福祉サービスのニーズ、潜在的利用者に関するデータとして、利用者の共働き状況や住宅事情などの地域の情報を把握しています。また、地域の関係機関・団体の共通の課題として、保育の質の向上と人材育成があげられています。
把握した情報は、園としても同様の認識のもと、中期計画や年度事業計画に具体的な取り組み内容を組み込み、実行しています。

5 運営上の透明性の確保と継続性

・中・長期計画は、5年間(平成31年〜令和5年)の長期計画と、「保育の充実」「子育て支援」「地域支援」に関する3年間(平成31年〜令和3年)の中期計画を策定しています。年度ごとに半期で評価を行い、反省と改善点を明確にし、必要に応じて見直しを行なっています。

・中・長期計画を踏まえた年度事業計画を、上半期、下半期に分けて策定しています。年度事業計画は、中・長期計画を踏まえて園長が策定し、主任と副主任とリーダー会議で検討のうえ決定しています。

・園長の職務、役割と責任は、保育園業務マニュアルの職務分担表に明記されており、それにもとづき年度初めの職員会議などで表明しています。

・園長は各クラスを巡回して、全体的な計画、年間指導計画、月間指導計画や週案と齟齬がないか確認し、保育の実施状況を把握しています。園長は、日常的な話し合いや職員会議などで、職員の意見の把握に努めています。また、保育サービスの質の向上を図るため、気になった点はすぐに職員に指導しています。

・生活発表会の子どもの衣装を、紙から布に変え継続して使用できるようにし、コストの削減を図っています。また、プログラムを手書きからカラー印刷に変えて、手間とコストの削減を図っています。

6 職員の資質向上の促進

・常勤職員は設置法人作成の研修リストから、職員自身が研修計画を策定しています。園長は職員の経験や能力に応じた研修計画になるように指導し、職員の育成をしています。研修受講後には、研修レポートを作成し研修内容に応じて職員会議や園内研修で報告し、できるだけ保育実践や内部研修につなげ、研修で得た知識やスキルを日々の業務の中で実践し、本人が成果の確認をできるようにしています。

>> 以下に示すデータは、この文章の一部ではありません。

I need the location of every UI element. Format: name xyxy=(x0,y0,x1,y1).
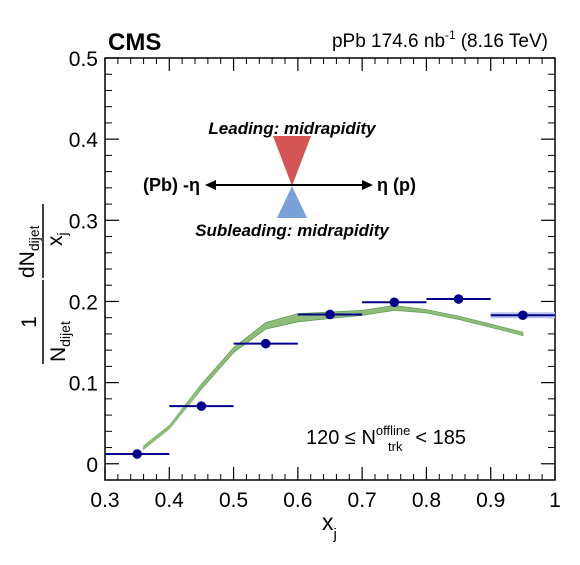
y-axis-label: 1 Ndijet dNdijet xj xyxy=(16,204,73,364)
y-frac2-num-sub: dijet xyxy=(26,225,42,251)
leading-triangle xyxy=(273,136,311,186)
y-tick-label: 0 xyxy=(86,454,98,477)
y-frac2-den-sub: j xyxy=(54,232,70,236)
y-frac1-den: Ndijet xyxy=(47,321,73,362)
cms-label: CMS xyxy=(108,29,161,56)
selection-sup: offline xyxy=(376,423,410,438)
collision-text: pPb 174.6 nb xyxy=(332,31,445,52)
model-band-area xyxy=(143,305,524,451)
selection-label: 120 ≤ Noffline < 185 xyxy=(306,423,466,449)
data-point xyxy=(260,338,271,349)
collision-label: pPb 174.6 nb-1 (8.16 TeV) xyxy=(332,28,548,52)
leading-label: Leading: midrapidity xyxy=(208,119,377,138)
y-tick-label: 0.1 xyxy=(69,373,98,396)
axis-ticks: 0.3 0.4 0.5 0.6 0.7 0.8 0.9 1 0 0.1 0.2 0.3 0.4 0.5 xyxy=(69,48,561,512)
y-tick-label: 0.5 xyxy=(69,48,98,71)
selection-suffix: < 185 xyxy=(415,427,466,449)
x-tick-label: 0.9 xyxy=(476,489,505,512)
right-arrow-head xyxy=(362,180,373,190)
x-tick-label: 0.8 xyxy=(412,489,441,512)
y-frac1-den-sub: dijet xyxy=(57,321,73,347)
x-tick-label: 0.3 xyxy=(90,489,119,512)
y-frac1-den-main: N xyxy=(47,347,70,362)
y-frac2-num-main: dN xyxy=(16,251,39,278)
x-axis-label-main: x xyxy=(322,509,334,535)
selection-prefix: 120 ≤ N xyxy=(306,427,376,449)
data-point xyxy=(453,294,464,304)
x-axis-label: xj xyxy=(322,509,337,543)
data-point xyxy=(196,401,207,411)
energy-text: (8.16 TeV) xyxy=(461,31,548,52)
data-points xyxy=(105,294,555,459)
y-tick-label: 0.4 xyxy=(69,129,99,152)
x-tick-label: 0.4 xyxy=(155,489,185,512)
selection-sub: trk xyxy=(388,439,403,454)
x-tick-label: 1 xyxy=(549,489,561,512)
y-frac2-den: xj xyxy=(44,232,70,246)
y-frac2-den-main: x xyxy=(44,235,67,246)
left-direction-label: (Pb) -η xyxy=(143,175,200,195)
left-arrow-head xyxy=(205,180,216,190)
data-point xyxy=(325,309,335,320)
x-tick-label: 0.7 xyxy=(348,489,377,512)
data-point xyxy=(132,449,142,459)
right-direction-label: η (p) xyxy=(377,175,416,195)
y-tick-label: 0.2 xyxy=(69,291,98,314)
collision-exponent: -1 xyxy=(445,28,456,42)
x-tick-label: 0.6 xyxy=(283,489,312,512)
rapidity-diagram: Leading: midrapidity (Pb) -η η (p) Suble… xyxy=(143,119,416,240)
y-frac2-num: dNdijet xyxy=(16,225,42,278)
x-axis-label-sub: j xyxy=(333,526,337,543)
subleading-label: Subleading: midrapidity xyxy=(195,221,390,240)
x-tick-label: 0.5 xyxy=(219,489,248,512)
subleading-triangle xyxy=(277,186,307,218)
data-point xyxy=(518,310,528,321)
y-frac1-num: 1 xyxy=(18,316,41,328)
data-point xyxy=(389,297,400,308)
y-tick-label: 0.3 xyxy=(69,210,98,233)
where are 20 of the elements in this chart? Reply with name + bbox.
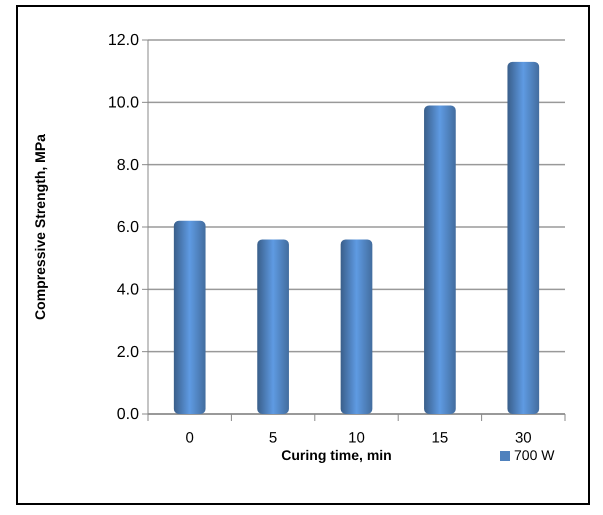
x-tick-label: 0	[186, 430, 194, 447]
bar	[507, 62, 540, 414]
x-tick-label: 15	[432, 430, 448, 447]
bar	[174, 220, 206, 414]
y-axis-title: Compressive Strength, MPa	[32, 134, 48, 320]
y-tick-label: 10.0	[108, 94, 140, 112]
x-tick-label: 10	[348, 430, 365, 447]
y-tick-label: 0.0	[116, 406, 140, 424]
x-tick-label: 5	[268, 430, 278, 447]
y-tick-label: 6.0	[116, 219, 140, 236]
x-tick-label: 30	[514, 430, 532, 447]
y-tick-label: 8.0	[116, 156, 140, 174]
bar	[340, 239, 372, 414]
y-tick-label: 4.0	[116, 281, 140, 298]
bar	[424, 105, 456, 414]
y-tick-label: 12.0	[108, 32, 140, 50]
bar	[257, 239, 289, 414]
legend-label: 700 W	[514, 447, 556, 463]
y-tick-label: 2.0	[116, 344, 140, 361]
x-axis-title: Curing time, min	[281, 447, 392, 463]
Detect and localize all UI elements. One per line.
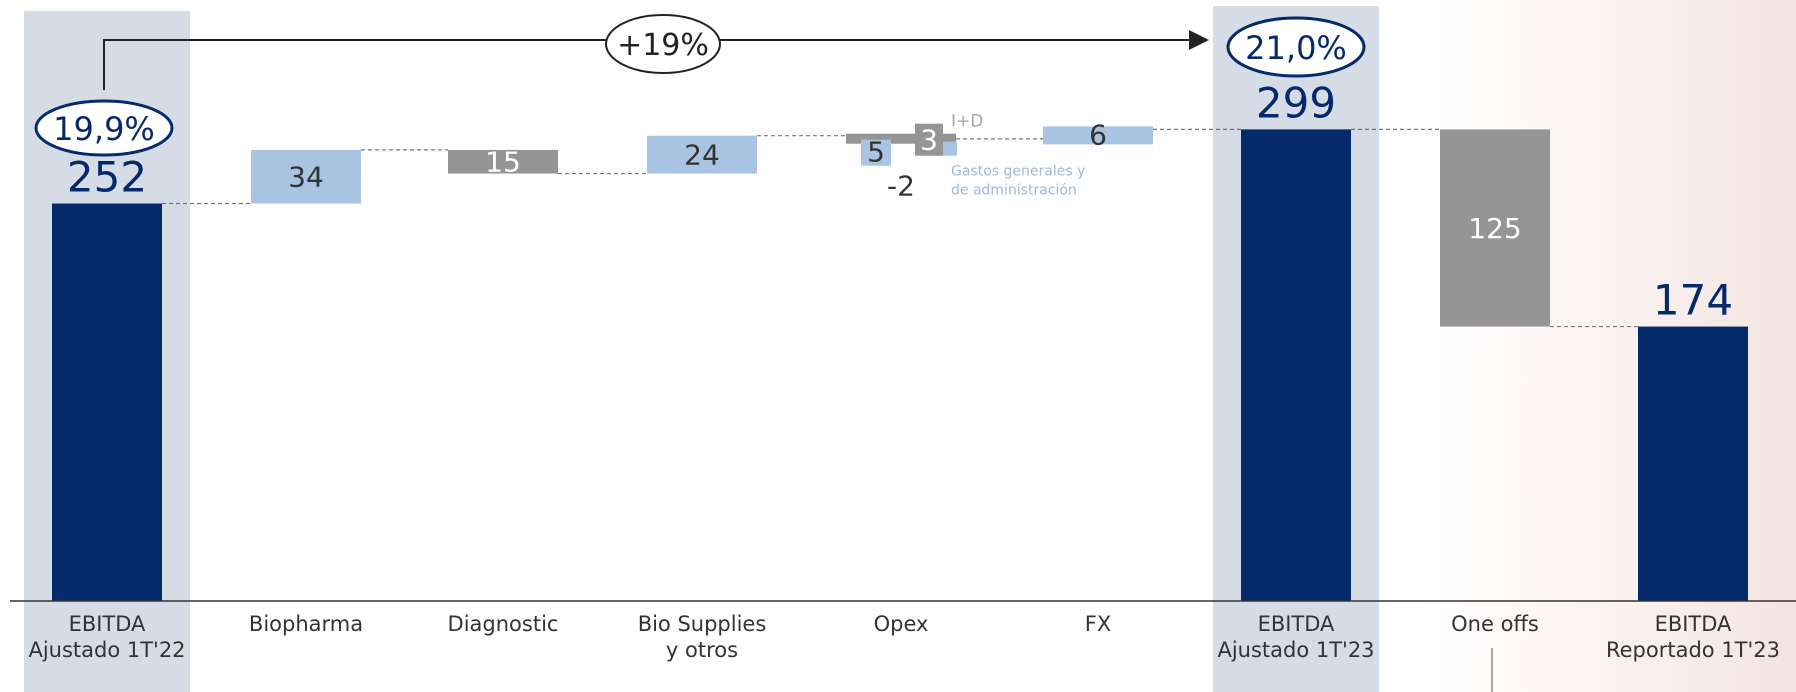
- category-label: Bio Supplies y otros: [638, 612, 767, 662]
- growth-label: +19%: [617, 28, 709, 63]
- margin-start-label: 19,9%: [53, 110, 155, 148]
- category-label: FX: [1085, 612, 1111, 636]
- value-label-3: 24: [684, 139, 720, 172]
- value-label-opex-ga: 5: [867, 136, 885, 169]
- bar-opex-ga: [861, 139, 891, 166]
- margin-end-ellipse: [1226, 16, 1366, 78]
- bar-7: [1440, 129, 1550, 327]
- value-label-1: 34: [288, 161, 324, 194]
- value-label-7: 125: [1468, 212, 1521, 245]
- value-label-0: 252: [67, 153, 147, 202]
- value-label-2: 15: [485, 146, 521, 179]
- growth-ellipse: [605, 14, 721, 74]
- category-label: EBITDA Ajustado 1T'23: [1217, 612, 1374, 662]
- category-label: Biopharma: [249, 612, 363, 636]
- category-label: One offs: [1451, 612, 1539, 636]
- bar-8: [1638, 326, 1748, 601]
- label-rd: I+D: [951, 112, 983, 132]
- value-label-8: 174: [1653, 276, 1733, 325]
- margin-end-label: 21,0%: [1245, 29, 1347, 67]
- category-label: Diagnostic: [448, 612, 559, 636]
- value-label-opex-total: -2: [887, 170, 915, 203]
- bar-opex-ga-tail: [943, 141, 957, 156]
- value-label-6: 299: [1256, 78, 1336, 127]
- margin-start-ellipse: [34, 99, 174, 157]
- category-label: Opex: [874, 612, 929, 636]
- bar-5: [1043, 126, 1153, 145]
- label-ga: Gastos generales y de administración: [951, 164, 1085, 199]
- bar-opex-base: [846, 133, 956, 144]
- value-label-5: 6: [1089, 118, 1107, 151]
- bar-opex-rd: [915, 123, 943, 156]
- category-label: EBITDA Ajustado 1T'22: [28, 612, 185, 662]
- bar-3: [647, 135, 757, 174]
- category-label: EBITDA Reportado 1T'23: [1606, 612, 1780, 662]
- bar-1: [251, 149, 361, 204]
- bar-0: [52, 203, 162, 602]
- growth-arrow: [103, 30, 1209, 90]
- bar-2: [448, 149, 558, 174]
- bar-6: [1241, 129, 1351, 601]
- value-label-opex-rd: 3: [920, 124, 938, 157]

・園長は年2回全職員の個別面談を実施しています。また、必要に応じての面談も行い、職員の意向や要望を聞き取ったうえで、改善できるように努めています。

・園長や主任がメンタルヘルス研修を受講したり、看護師がストレスチェックを実施したりして、職員一人一人のストレス度を把握し、労働環境の改善につなげています。